Brad: What is it? I can't even figure it out.
Randy: Well, don't rack your brain. You might smash the pea.

Quote from Randy

Tim: I wanna talk about a Mother's Day gift.
Brad: Come on, Dad. We still have four days till we have to buy her something.
Tim: No, that's exactly my point. She doesn't want us to do this. She wants something from the heart. So, you know what we're gonna give her?
Randy: Blood?
Tim: No, ventricle breath. Not blood. When I get home from work, we're gonna build her something.

Quote from Mark

Jill: Hi, guys.
Mark: Here she comes!
Tim: Ixnay on the giftay, uysgays.
Jill: Planning my Mother's Day gift already?
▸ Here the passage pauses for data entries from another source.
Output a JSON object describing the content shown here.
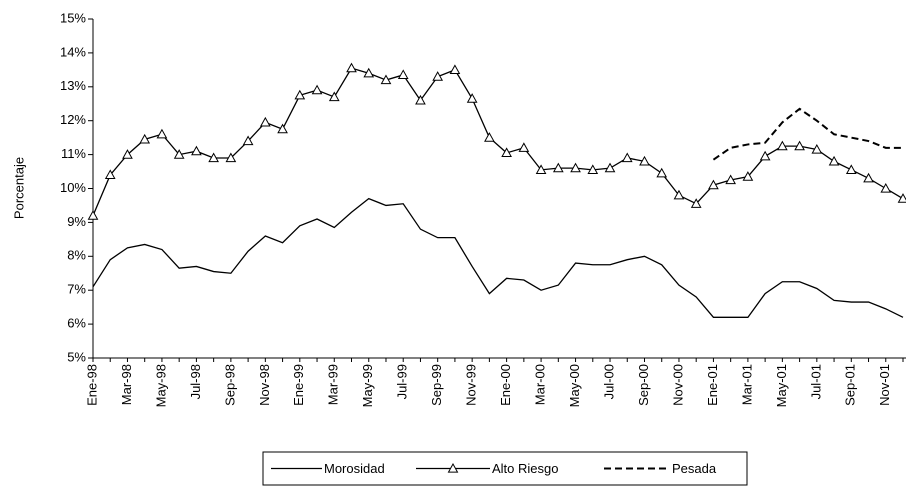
{
  "chart_data": {
    "type": "line",
    "y_label": "Porcentaje",
    "categories": [
      "Ene-98",
      null,
      "Mar-98",
      null,
      "May-98",
      null,
      "Jul-98",
      null,
      "Sep-98",
      null,
      "Nov-98",
      null,
      "Ene-99",
      null,
      "Mar-99",
      null,
      "May-99",
      null,
      "Jul-99",
      null,
      "Sep-99",
      null,
      "Nov-99",
      null,
      "Ene-00",
      null,
      "Mar-00",
      null,
      "May-00",
      null,
      "Jul-00",
      null,
      "Sep-00",
      null,
      "Nov-00",
      null,
      "Ene-01",
      null,
      "Mar-01",
      null,
      "May-01",
      null,
      "Jul-01",
      null,
      "Sep-01",
      null,
      "Nov-01",
      null
    ],
    "series": [
      {
        "name": "Morosidad",
        "color": "#000000",
        "style": "solid",
        "marker": "none",
        "values": [
          7.1,
          7.9,
          8.25,
          8.35,
          8.2,
          7.65,
          7.7,
          7.55,
          7.5,
          8.15,
          8.6,
          8.4,
          8.9,
          9.1,
          8.85,
          9.3,
          9.7,
          9.5,
          9.55,
          8.8,
          8.55,
          8.55,
          7.7,
          6.9,
          7.35,
          7.3,
          7.0,
          7.15,
          7.8,
          7.75,
          7.75,
          7.9,
          8.0,
          7.75,
          7.15,
          6.8,
          6.2,
          6.2,
          6.2,
          6.9,
          7.25,
          7.25,
          7.05,
          6.7,
          6.65,
          6.65,
          6.45,
          6.2
        ]
      },
      {
        "name": "Alto Riesgo",
        "color": "#000000",
        "style": "solid",
        "marker": "triangle",
        "values": [
          9.2,
          10.4,
          11.0,
          11.45,
          11.6,
          11.0,
          11.1,
          10.9,
          10.9,
          11.4,
          11.95,
          11.75,
          12.75,
          12.9,
          12.7,
          13.55,
          13.4,
          13.2,
          13.35,
          12.6,
          13.3,
          13.5,
          12.65,
          11.5,
          11.05,
          11.2,
          10.55,
          10.6,
          10.6,
          10.55,
          10.6,
          10.9,
          10.8,
          10.45,
          9.8,
          9.55,
          10.1,
          10.25,
          10.35,
          10.95,
          11.25,
          11.25,
          11.15,
          10.8,
          10.55,
          10.3,
          10.0,
          9.7
        ]
      },
      {
        "name": "Pesada",
        "color": "#000000",
        "style": "dashed",
        "marker": "none",
        "values": [
          null,
          null,
          null,
          null,
          null,
          null,
          null,
          null,
          null,
          null,
          null,
          null,
          null,
          null,
          null,
          null,
          null,
          null,
          null,
          null,
          null,
          null,
          null,
          null,
          null,
          null,
          null,
          null,
          null,
          null,
          null,
          null,
          null,
          null,
          null,
          null,
          10.85,
          11.2,
          11.3,
          11.35,
          11.95,
          12.35,
          12.0,
          11.6,
          11.5,
          11.4,
          11.2,
          11.2
        ]
      }
    ],
    "ylim": [
      5,
      15
    ],
    "yticks": [
      {
        "value": 5,
        "label": "5%"
      },
      {
        "value": 6,
        "label": "6%"
      },
      {
        "value": 7,
        "label": "7%"
      },
      {
        "value": 8,
        "label": "8%"
      },
      {
        "value": 9,
        "label": "9%"
      },
      {
        "value": 10,
        "label": "10%"
      },
      {
        "value": 11,
        "label": "11%"
      },
      {
        "value": 12,
        "label": "12%"
      },
      {
        "value": 13,
        "label": "13%"
      },
      {
        "value": 14,
        "label": "14%"
      },
      {
        "value": 15,
        "label": "15%"
      }
    ],
    "grid": false,
    "legend": "bottom"
  }
}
Gosh. I'm so impressed, I'm not even gonna ask you what you're buying me.
Mark: We're each gonna make you something.
Tim: Hey.
Jill: You're gonna make me something? I love that idea. Thank you. OK, guys, build away.

Quote from Jill

Jill: What are you guys building in there?
Brad: Who said we were building anything?
Jill: Come on. What are you making?
Brad: Can't tell you. Top secret.
Jill: Oh, Brad, give me a hint.
Tim: No hints! [Jill screams] You ought to be ashamed of yourself. And you call yourself a mother. Come on, son.

Quote from Randy

Randy: Look, Dad. I'll just buy Mom something.
Tim: No, don't buy her something.
Randy: But I don't like doing this stuff.
Tim: Yeah, you like it.
Randy: Dad, I didn't wanna do this in the first place.
Tim: Oh, why don't I just finish it for you?
Randy: Great.
Tim: Is that all that your mother means to you?
Randy: Come on, Dad. It doesn't matter. Mom's gonna love any piece of junk I give her.